Selective Copying & Induction Heads
The paper validates the effectiveness of the Selection Mechanism through two key synthetic tasks:
- Selective Copying: Selectively copying specific tokens from a long sequence — Previous SSMs (S4) fail, Mamba succeeds
- Induction Heads: Recognizing "A B ... A → B" patterns — Previous SSMs fail, Mamba succeeds
Both tasks require content-aware reasoning and are impossible to solve without the Selection Mechanism.
Mamba vs Transformer: When to Use Which?
| Criterion | Transformer | Mamba |
|---|---|---|
| Long sequences | △ (O(N²)) | ◎ (O(N)) |
| Inference speed | △ (KV Cache grows) | ◎ (Fixed state) |
| In-context learning | ◎ | ○ |
| Training parallelism | ◎ (Fully parallel) | ○ (Scan parallelism) |
| Ecosystem/tooling | ◎ | △ |
Follow-up Research: Mamba-2 and Hybrids
Significant progress has been made since Mamba:
- Mamba-2 (Dao & Gu, 2024): Proposed the State Space Duality (SSD) framework, revealing the theoretical connection between SSMs and Attention
- Jamba (AI21, 2024): A Transformer + Mamba hybrid with 256K context
- Zamba (Zyphra, 2024): Achieved SOTA in small-scale hybrid models
Conclusion
Mamba overcame the limitations of SSMs with the simple yet powerful idea of the Selection Mechanism, achieving performance comparable to or exceeding Transformers at O(N) complexity. The hardware-aware algorithm design was key to translating theoretical efficiency into real-world speed.
While Transformers remain dominant, Mamba and hybrid architectures are gaining increasing traction in domains where long-sequence processing is critical.
Quiz
Q1: What is the key limitation of Transformers that Mamba aims to solve?
The O(N²) time and space complexity of self-attention. As sequence length increases, computation and memory grow quadratically, making long-sequence processing inefficient.
Q2: What does "Selective" mean in Selective State Space?
It means making the SSM parameters (B, C, Δ) input-dependent, so the model can select which information to store in the state and which to ignore.

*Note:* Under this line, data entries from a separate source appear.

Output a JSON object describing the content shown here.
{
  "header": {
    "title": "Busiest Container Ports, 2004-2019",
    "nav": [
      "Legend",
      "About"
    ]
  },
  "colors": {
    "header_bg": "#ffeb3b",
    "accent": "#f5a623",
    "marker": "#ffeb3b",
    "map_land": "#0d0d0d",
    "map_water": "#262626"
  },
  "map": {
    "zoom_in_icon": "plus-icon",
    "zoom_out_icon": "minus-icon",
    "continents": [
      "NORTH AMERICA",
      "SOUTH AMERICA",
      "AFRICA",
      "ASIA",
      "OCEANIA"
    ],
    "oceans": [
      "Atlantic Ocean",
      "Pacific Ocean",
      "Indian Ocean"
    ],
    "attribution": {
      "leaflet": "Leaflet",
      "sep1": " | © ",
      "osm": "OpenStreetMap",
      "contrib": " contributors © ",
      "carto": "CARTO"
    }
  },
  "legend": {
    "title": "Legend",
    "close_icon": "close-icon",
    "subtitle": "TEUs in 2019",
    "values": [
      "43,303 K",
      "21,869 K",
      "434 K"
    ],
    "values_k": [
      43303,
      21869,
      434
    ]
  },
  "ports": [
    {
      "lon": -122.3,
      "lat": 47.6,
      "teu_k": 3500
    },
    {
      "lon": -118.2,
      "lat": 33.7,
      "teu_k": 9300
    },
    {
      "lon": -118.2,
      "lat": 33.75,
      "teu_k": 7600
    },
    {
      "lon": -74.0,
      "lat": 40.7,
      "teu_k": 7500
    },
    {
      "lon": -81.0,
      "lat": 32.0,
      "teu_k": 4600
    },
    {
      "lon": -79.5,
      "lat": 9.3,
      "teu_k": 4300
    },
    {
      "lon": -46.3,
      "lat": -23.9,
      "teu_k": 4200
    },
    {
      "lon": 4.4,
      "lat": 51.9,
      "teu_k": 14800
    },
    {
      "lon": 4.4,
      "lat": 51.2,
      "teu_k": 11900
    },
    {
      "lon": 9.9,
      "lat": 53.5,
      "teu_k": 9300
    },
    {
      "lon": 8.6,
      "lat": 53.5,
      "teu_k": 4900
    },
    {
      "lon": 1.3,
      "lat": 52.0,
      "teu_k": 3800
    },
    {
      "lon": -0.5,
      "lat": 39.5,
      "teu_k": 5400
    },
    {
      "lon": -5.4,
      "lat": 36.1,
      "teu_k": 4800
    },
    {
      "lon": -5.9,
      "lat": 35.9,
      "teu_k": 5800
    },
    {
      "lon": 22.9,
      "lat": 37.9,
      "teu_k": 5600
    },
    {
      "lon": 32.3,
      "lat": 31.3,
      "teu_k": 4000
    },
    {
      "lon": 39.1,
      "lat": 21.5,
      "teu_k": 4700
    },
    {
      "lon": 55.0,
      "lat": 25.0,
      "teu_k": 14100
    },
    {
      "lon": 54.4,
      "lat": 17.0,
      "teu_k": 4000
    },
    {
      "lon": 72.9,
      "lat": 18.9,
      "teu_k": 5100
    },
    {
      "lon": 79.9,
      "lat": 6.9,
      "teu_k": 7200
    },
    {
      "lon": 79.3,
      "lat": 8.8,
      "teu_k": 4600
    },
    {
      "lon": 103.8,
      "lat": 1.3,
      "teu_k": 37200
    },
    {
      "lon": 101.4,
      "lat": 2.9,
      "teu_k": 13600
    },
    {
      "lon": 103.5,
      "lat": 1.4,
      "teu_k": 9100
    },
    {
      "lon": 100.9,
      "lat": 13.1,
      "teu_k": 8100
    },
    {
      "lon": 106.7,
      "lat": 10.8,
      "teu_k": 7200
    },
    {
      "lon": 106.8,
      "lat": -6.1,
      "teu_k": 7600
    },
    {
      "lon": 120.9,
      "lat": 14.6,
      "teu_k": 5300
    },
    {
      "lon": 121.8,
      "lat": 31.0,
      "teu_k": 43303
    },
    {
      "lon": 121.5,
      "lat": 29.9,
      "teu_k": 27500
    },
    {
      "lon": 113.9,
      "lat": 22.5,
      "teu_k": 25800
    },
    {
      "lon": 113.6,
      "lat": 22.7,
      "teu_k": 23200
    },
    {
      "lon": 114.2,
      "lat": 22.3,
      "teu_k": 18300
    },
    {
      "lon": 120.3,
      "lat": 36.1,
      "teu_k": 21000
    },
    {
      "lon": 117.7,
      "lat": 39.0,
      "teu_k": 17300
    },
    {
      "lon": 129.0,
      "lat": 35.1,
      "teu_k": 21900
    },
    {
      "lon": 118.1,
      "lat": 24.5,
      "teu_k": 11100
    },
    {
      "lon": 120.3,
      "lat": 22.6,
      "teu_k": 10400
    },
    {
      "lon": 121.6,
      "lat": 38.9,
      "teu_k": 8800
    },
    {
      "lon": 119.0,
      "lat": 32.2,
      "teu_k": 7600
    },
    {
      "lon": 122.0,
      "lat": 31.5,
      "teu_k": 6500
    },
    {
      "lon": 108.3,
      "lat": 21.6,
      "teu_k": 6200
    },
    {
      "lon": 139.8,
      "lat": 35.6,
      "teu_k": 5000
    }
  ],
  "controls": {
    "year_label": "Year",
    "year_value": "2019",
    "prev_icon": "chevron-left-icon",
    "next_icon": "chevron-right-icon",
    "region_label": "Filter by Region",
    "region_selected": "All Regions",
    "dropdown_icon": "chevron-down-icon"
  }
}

Q3: What was the fundamental reason previous SSMs (S4, etc.) underperformed in language modeling?
Their Linear Time-Invariant (LTI) nature. Since parameters were fixed and independent of the input, content-aware reasoning was impossible.
Q4: What is the intuitive meaning of the Δ (delta) parameter in Mamba?
It is a "step size" that determines how much the current input is reflected. A large Δ strongly reflects the current input, while a small Δ retains the previous state.
Q5: Why can't Mamba's Selective Scan use the convolution trick from traditional SSMs?
Because the input-dependent parameters mean the system is no longer LTI, so the trick of converting to convolution and computing in parallel via FFT is no longer applicable.
Q6: What is the key strategy that Mamba's hardware optimization shares with FlashAttention?
IO-aware optimization. All computations are fused within SRAM (kernel fusion), and intermediate states are not stored in HBM but recomputed during the backward pass (recomputation).
Q7: What capability does the Selective Copying task validate?
The ability to selectively remember and copy specific tokens from a long sequence — a content-aware reasoning capability. SSMs with fixed parameters cannot solve this task.
Q8: What is State Space Duality (SSD), the key contribution of Mamba-2?
A framework showing that SSMs and Attention are mathematically different representations of the same operation. It provides a theoretical foundation for combining the strengths of both approaches.